Можно судить о моем удивлении при этих словах француза: я должен был сознаться, что он говорит сущую правду.

Он продолжал:

– Мы разговаривали о лошадях, если я не ошибаюсь, перед тем как вышли из улицы С… Это был последний предмет нашего разговора. Когда мы вошли в эту улицу, то разносчик, с большой корзиной на голове, быстро прошел между нами и столкнул вас на целую кучу камней в том месте, где чинили мостовую. Под ногу вам попался большой камень, вы поскользнулись, упали и даже немного ушиблись; видно было, что это вас рассердило; вы проворчали несколько слов, обернулись, чтобы взглянуть на кучу, и молча пошли дальше. Я не был вполне внимателен к тому, что вы делали; но наблюдательность с давних пор сделалась для меня как будто необходимостью. Ваши глаза остались опущенными в землю, они как будто раздражительно смотрели на ямы и колесовины мостовой (мне было ясно, что вы все еще думаете о камнях), покуда мы не дошли до маленького пассажа, который называется Ламартиновым[1]. Тут началась торцовая, деревянная мостовая, по нововводимой системе мостить улицы правильными деревянными обрубками, крепко сколоченными вместе. Лицо ваше прояснилось, губы зашевелились, и я, нимало не сомневаясь, заметил, что вы шепчете слово «стереотомия», термин присвоенный, с большой претензией, этому роду мостовой. Я знал, что, выговаривая слово «стереотомия», вы неизбежно должны были подумать тотчас об атомах, а потом о теории Эпикура. Теперь припомните спор, который недавно был между нами по этому предмету; я обратил ваше внимание на то, что смутные предположения знаменитого грека нашли себе неожиданное и покуда никем еще не замеченное подтверждение в последних теориях о «звездных облаках» и в новых космогонических открытиях. Я почувствовал, что при этом воспоминании вы не можете не взглянуть на большое звездное облако, близкое к Ориону, этого я ожидал с уверенностью. И точно, ваш взгляд оправдал мое предположение, тогда я убедился, что совершенно верно следил за нитью ваших мыслей. А в горькой выходке против бедного Шантильи, которая появилась вчера в журнале «Musee», журналист, отпуская колкости по поводу перемены имени всякого, поступающего на сцену, привел тот латинский стих, о котором мы часто говорили, именно: Perdidit antiquum littera prima sonum.

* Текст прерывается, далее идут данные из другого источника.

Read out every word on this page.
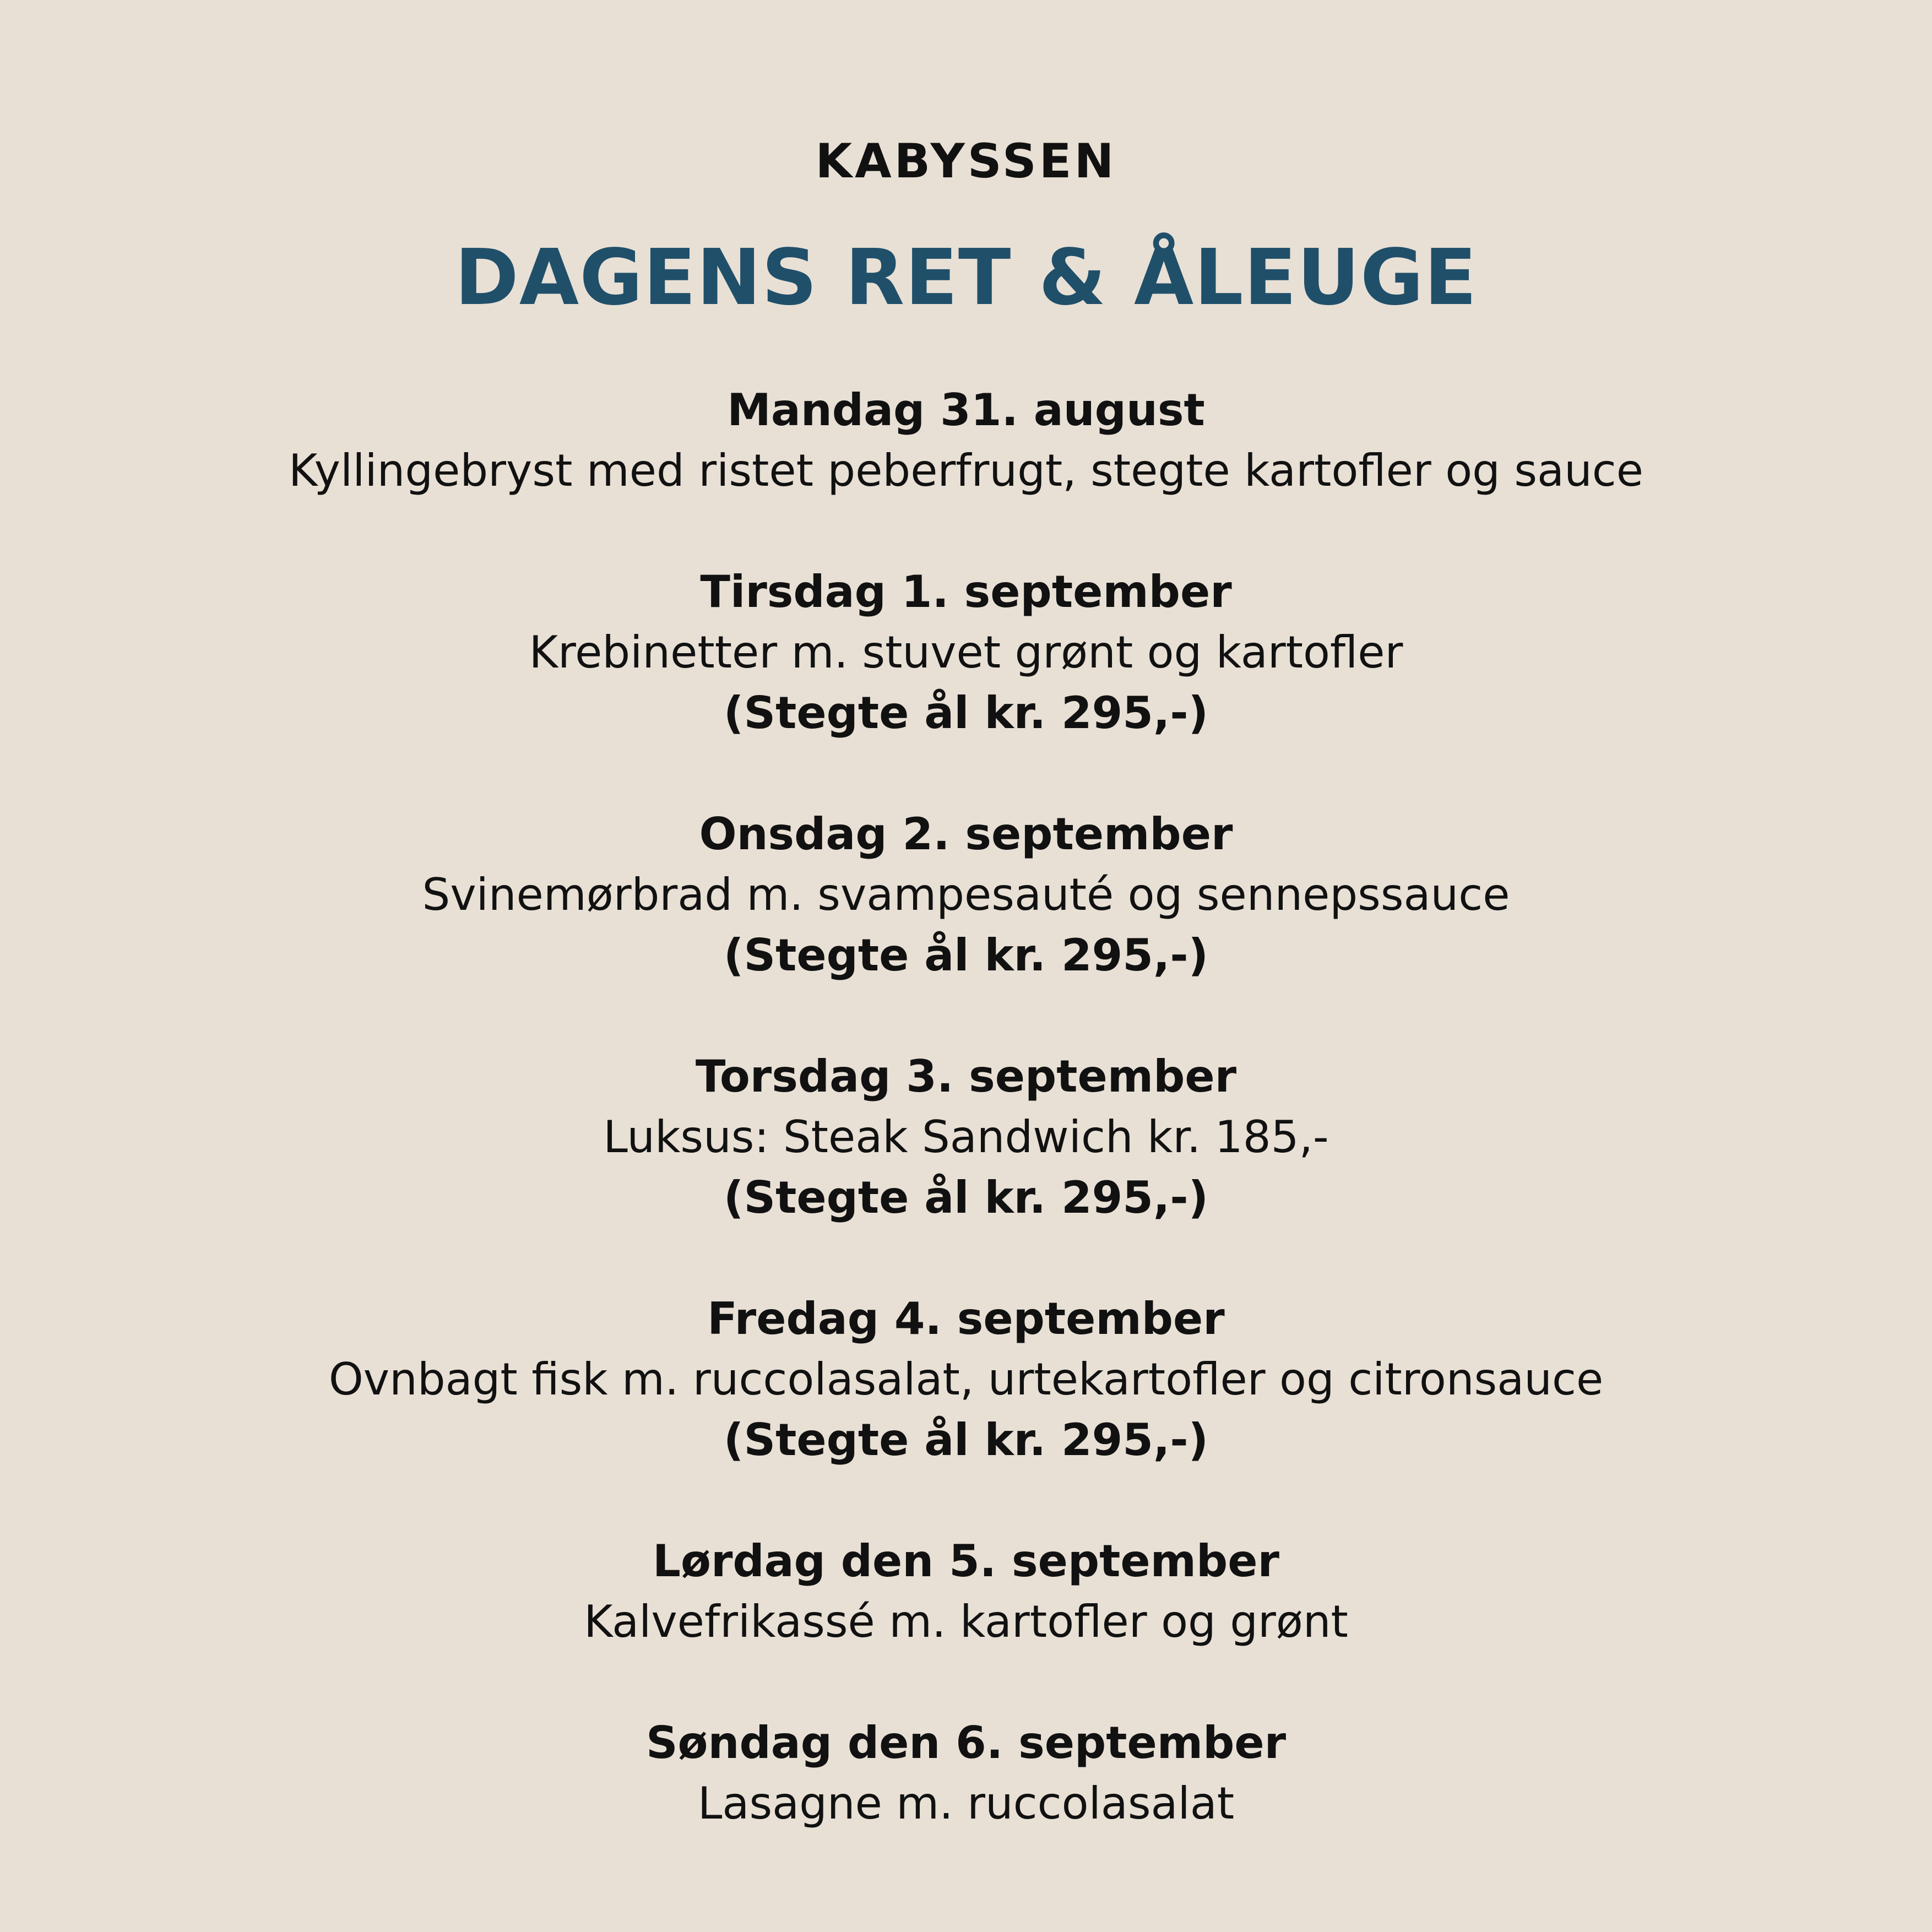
KABYSSEN
DAGENS RET & ÅLEUGE
Mandag 31. august
Kyllingebryst med ristet peberfrugt, stegte kartofler og sauce
Tirsdag 1. september
Krebinetter m. stuvet grønt og kartofler
(Stegte ål kr. 295,-)
Onsdag 2. september
Svinemørbrad m. svampesauté og sennepssauce
(Stegte ål kr. 295,-)
Torsdag 3. september
Luksus: Steak Sandwich kr. 185,-
(Stegte ål kr. 295,-)
Fredag 4. september
Ovnbagt fisk m. ruccolasalat, urtekartofler og citronsauce
(Stegte ål kr. 295,-)
Lørdag den 5. september
Kalvefrikassé m. kartofler og grønt
Søndag den 6. september
Lasagne m. ruccolasalat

Я сказал вам, что в этом стихе говорится об Орионе, который прежде писался Urion, и по некоторой колкости, примешанной к нашему спору, я был уверен, что вы этого не забыли. С той минуты сделалось ясным, что вы не могли разлучить мысль об Орионе от мысли о Шантильи. И это я увидел по роду вашей улыбки. Вы думали о башмачнике, как о несчастной жертве. До тех пор вы шли несколько сгорбившись, но с той минуты вы разогнулись и выпрямились. Я был уверен, что вы думали о жалком росте Шантильи. Тут-то я и прервал ваши размышления, говоря, что Шантильи действительно несчастный карлик, и что он был бы гораздо более на своем месте в театре des Varietes.